Au-delà de ma mort, qui va venir, qui doit être, absolument, une mort du retour en force, au-delà et de dedans, le glacial parcours du serpent, je vous chanterai des noms de vous glanés sur le chemin de mort, nominations de votre miracle, cailloux blancs de Petit-Couteau, j’irai sur des falaises accrocher mes belles images et ce sera : Lorna : enfance et fin de monde.

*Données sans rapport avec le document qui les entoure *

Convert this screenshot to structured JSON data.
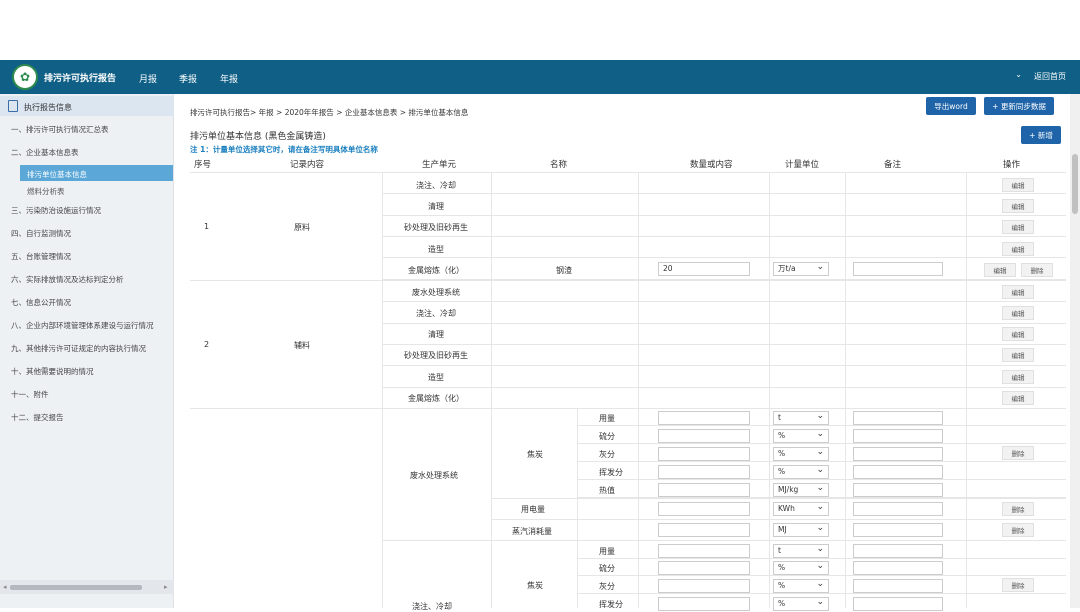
{
  "header": {
    "app_title": "排污许可执行报告",
    "nav": [
      "月报",
      "季报",
      "年报"
    ],
    "back_label": "返回首页",
    "chevron": "⌄"
  },
  "sidebar": {
    "head": "执行报告信息",
    "items": [
      "一、排污许可执行情况汇总表",
      "二、企业基本信息表",
      "排污单位基本信息",
      "燃料分析表",
      "三、污染防治设施运行情况",
      "四、自行监测情况",
      "五、台账管理情况",
      "六、实际排放情况及达标判定分析",
      "七、信息公开情况",
      "八、企业内部环境管理体系建设与运行情况",
      "九、其他排污许可证规定的内容执行情况",
      "十、其他需要说明的情况",
      "十一、附件",
      "十二、提交报告"
    ]
  },
  "main": {
    "breadcrumb": "排污许可执行报告> 年报 > 2020年年报告 > 企业基本信息表 > 排污单位基本信息",
    "title": "排污单位基本信息 (黑色金属铸造)",
    "note": "注 1：计量单位选择其它时，请在备注写明具体单位名称",
    "export_label": "导出word",
    "sync_label": "+ 更新同步数据",
    "add_label": "+ 新增"
  },
  "table": {
    "headers": [
      "序号",
      "记录内容",
      "生产单元",
      "名称",
      "数量或内容",
      "计量单位",
      "备注",
      "操作"
    ],
    "group1": {
      "no": "1",
      "type": "原料",
      "units": [
        "浇注、冷却",
        "清理",
        "砂处理及旧砂再生",
        "造型",
        "金属熔炼（化）"
      ],
      "name": "钢渣",
      "qty": "20",
      "unit": "万t/a"
    },
    "group2": {
      "no": "2",
      "type": "辅料",
      "units": [
        "废水处理系统",
        "浇注、冷却",
        "清理",
        "砂处理及旧砂再生",
        "造型",
        "金属熔炼（化）"
      ]
    },
    "group3": {
      "unit_name": "废水处理系统",
      "fuel": "焦炭",
      "props": [
        "用量",
        "硫分",
        "灰分",
        "挥发分",
        "热值"
      ],
      "prop_units": [
        "t",
        "%",
        "%",
        "%",
        "MJ/kg"
      ],
      "elec": "用电量",
      "elec_unit": "KWh",
      "steam": "蒸汽消耗量",
      "steam_unit": "MJ"
    },
    "group4": {
      "unit_name": "浇注、冷却",
      "fuel": "焦炭",
      "props": [
        "用量",
        "硫分",
        "灰分",
        "挥发分"
      ],
      "prop_units": [
        "t",
        "%",
        "%",
        "%"
      ]
    },
    "edit": "编辑",
    "delete": "删除"
  }
}
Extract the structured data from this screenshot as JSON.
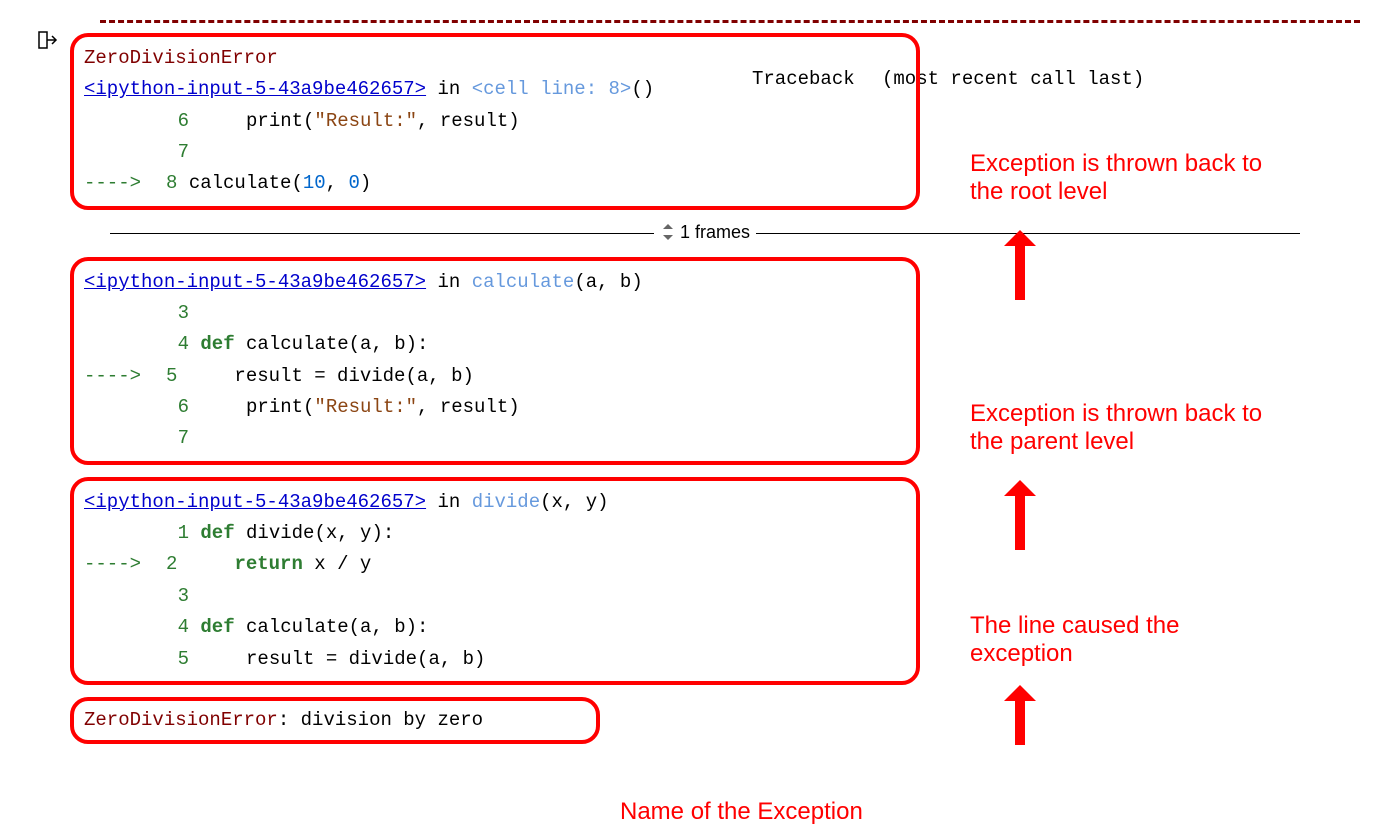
{
  "exception": {
    "name": "ZeroDivisionError",
    "traceback_label": "Traceback",
    "recent_text": "(most recent call last)",
    "final_message": "division by zero"
  },
  "frames_sep": "1 frames",
  "source_link": "<ipython-input-5-43a9be462657>",
  "frame1": {
    "in_text": "in",
    "cell_line": "<cell line: 8>",
    "suffix": "()",
    "lines": [
      {
        "n": "6",
        "prefix": "     ",
        "code": "    print(\"Result:\", result)"
      },
      {
        "n": "7",
        "prefix": "     ",
        "code": ""
      },
      {
        "n": "8",
        "prefix": "---->",
        "code": "calculate(10, 0)",
        "is_call": true
      }
    ]
  },
  "frame2": {
    "in_text": "in",
    "fn": "calculate",
    "args": "(a, b)",
    "lines": [
      {
        "n": "3",
        "prefix": "     ",
        "code": ""
      },
      {
        "n": "4",
        "prefix": "     ",
        "code": "def calculate(a, b):"
      },
      {
        "n": "5",
        "prefix": "---->",
        "code": "    result = divide(a, b)"
      },
      {
        "n": "6",
        "prefix": "     ",
        "code": "    print(\"Result:\", result)"
      },
      {
        "n": "7",
        "prefix": "     ",
        "code": ""
      }
    ]
  },
  "frame3": {
    "in_text": "in",
    "fn": "divide",
    "args": "(x, y)",
    "lines": [
      {
        "n": "1",
        "prefix": "     ",
        "code": "def divide(x, y):"
      },
      {
        "n": "2",
        "prefix": "---->",
        "code": "    return x / y"
      },
      {
        "n": "3",
        "prefix": "     ",
        "code": ""
      },
      {
        "n": "4",
        "prefix": "     ",
        "code": "def calculate(a, b):"
      },
      {
        "n": "5",
        "prefix": "     ",
        "code": "    result = divide(a, b)"
      }
    ]
  },
  "annotations": {
    "root": "Exception is thrown back to the root level",
    "parent": "Exception is thrown back to the parent level",
    "line": "The line caused the exception",
    "name": "Name of the Exception"
  }
}
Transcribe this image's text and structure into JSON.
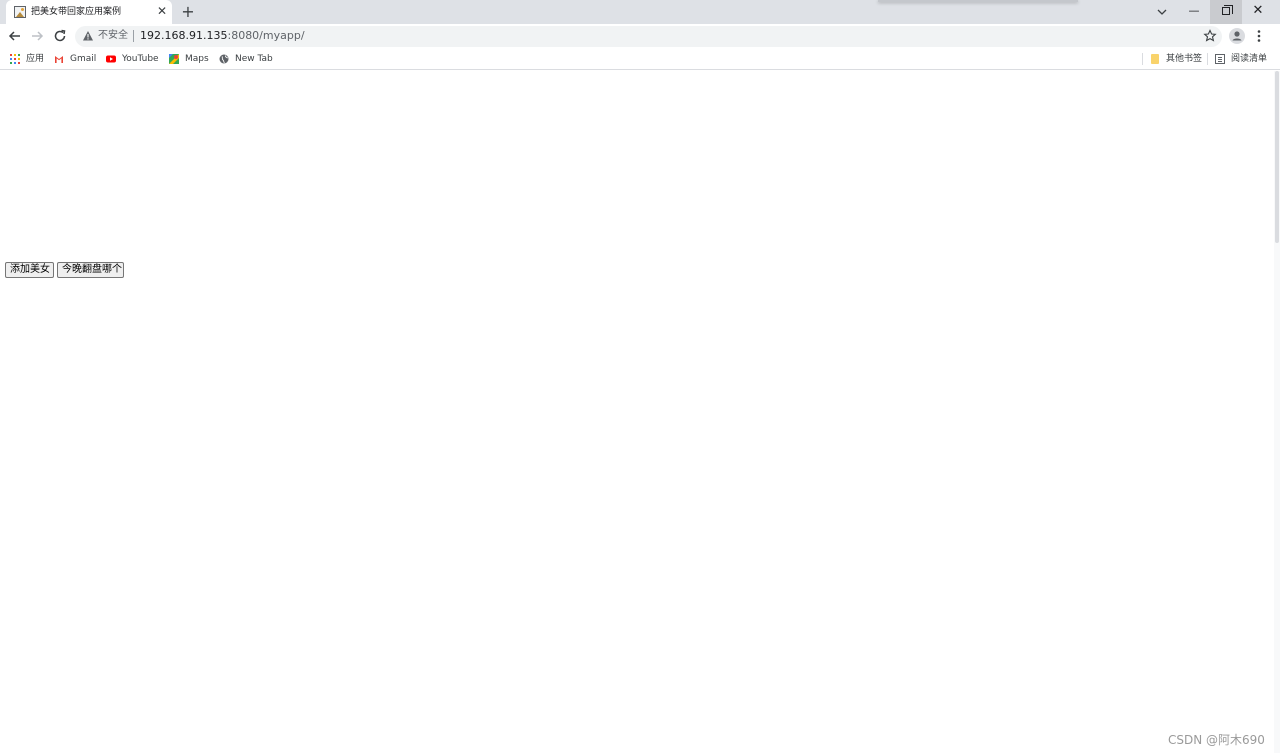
{
  "browser": {
    "tab": {
      "title": "把美女带回家应用案例",
      "close_glyph": "✕"
    },
    "new_tab_glyph": "+",
    "window_controls": {
      "minimize": "—",
      "close": "✕"
    }
  },
  "toolbar": {
    "insecure_label": "不安全",
    "url_host": "192.168.91.135",
    "url_rest": ":8080/myapp/"
  },
  "bookmarks": {
    "left": [
      {
        "label": "应用",
        "icon": "apps-grid-icon"
      },
      {
        "label": "Gmail",
        "icon": "gmail-icon"
      },
      {
        "label": "YouTube",
        "icon": "youtube-icon"
      },
      {
        "label": "Maps",
        "icon": "maps-icon"
      },
      {
        "label": "New Tab",
        "icon": "globe-icon"
      }
    ],
    "right": [
      {
        "label": "其他书签",
        "icon": "folder-icon"
      },
      {
        "label": "阅读清单",
        "icon": "reading-list-icon"
      }
    ]
  },
  "page": {
    "buttons": [
      {
        "label": "添加美女"
      },
      {
        "label": "今晚翻盘哪个"
      }
    ],
    "watermark": "CSDN @阿木690"
  },
  "colors": {
    "tabstrip": "#dee1e6",
    "omnibox": "#f1f3f4",
    "youtube_red": "#ff0000",
    "gmail_red": "#ea4335"
  }
}
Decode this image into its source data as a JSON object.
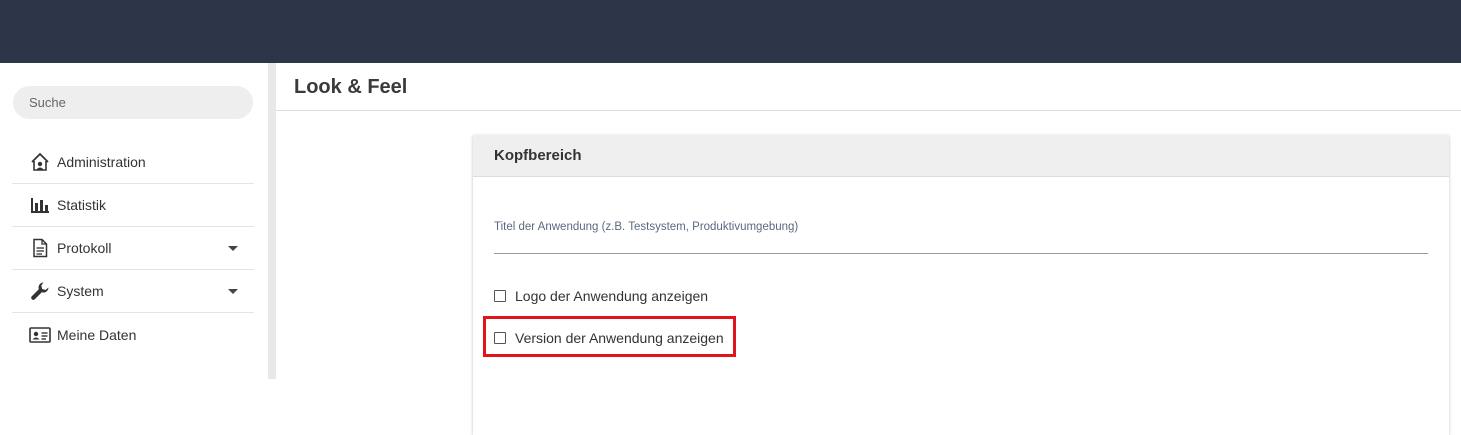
{
  "search": {
    "placeholder": "Suche"
  },
  "sidebar": {
    "items": [
      {
        "label": "Administration",
        "icon": "admin-house-icon",
        "has_submenu": false
      },
      {
        "label": "Statistik",
        "icon": "bar-chart-icon",
        "has_submenu": false
      },
      {
        "label": "Protokoll",
        "icon": "document-icon",
        "has_submenu": true
      },
      {
        "label": "System",
        "icon": "wrench-icon",
        "has_submenu": true
      },
      {
        "label": "Meine Daten",
        "icon": "id-card-icon",
        "has_submenu": false
      }
    ]
  },
  "main": {
    "page_title": "Look & Feel",
    "card": {
      "title": "Kopfbereich",
      "app_title_field": {
        "label": "Titel der Anwendung (z.B. Testsystem, Produktivumgebung)",
        "value": ""
      },
      "show_logo": {
        "label": "Logo der Anwendung anzeigen",
        "checked": false
      },
      "show_version": {
        "label": "Version der Anwendung anzeigen",
        "checked": false,
        "highlighted": true
      }
    }
  },
  "colors": {
    "topbar": "#2d3648",
    "highlight": "#e3131b",
    "card_header": "#efefef"
  }
}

Dans ces mots que l’on devine fiévreux, les deux grands pôles qui aimantent la sphère-monde de Kénalon : le face-à-face avec la mort – non seulement celle, physique, qui vient, mais aussi celle, spirituelle, qui gangrène notre temps – et le chant d’amour, continué, renouvelé à celle seule qui donne sens à la vie, à la pensée et à l’œuvre du poète. Car Kénalon, dont Jacques Crickillon nous invite ici à poursuivre la découverte, entre fascination et péril, s’avère une conjonction proprement ambivalente de forces, de tropismes, de tensions, de désirs, laquelle se dessine, un peu plus que dans À Kénalon I, comme le cœur même, secret, d’une démarche poétique initiée depuis près de quarante années maintenant. Entre songe et réalité, spéculation et dénonciation, le poème esquisse sous nos yeux un espace et un temps autres. Ici, en exoderie, les saisons n’ont plus lieu ni cours. On couve sa fièvre. On recueille le fruit. On a froid de bonheur comme l’oiseau de neige de nuit. L’essentiel est difficile autant que bien fragile. Il ne peut être confondu avec nos activités de diurnes. Il ne peut même être associé à la littérature, qui selon le poète ne se contente de flatter que les terrasses ventripotentes du bas.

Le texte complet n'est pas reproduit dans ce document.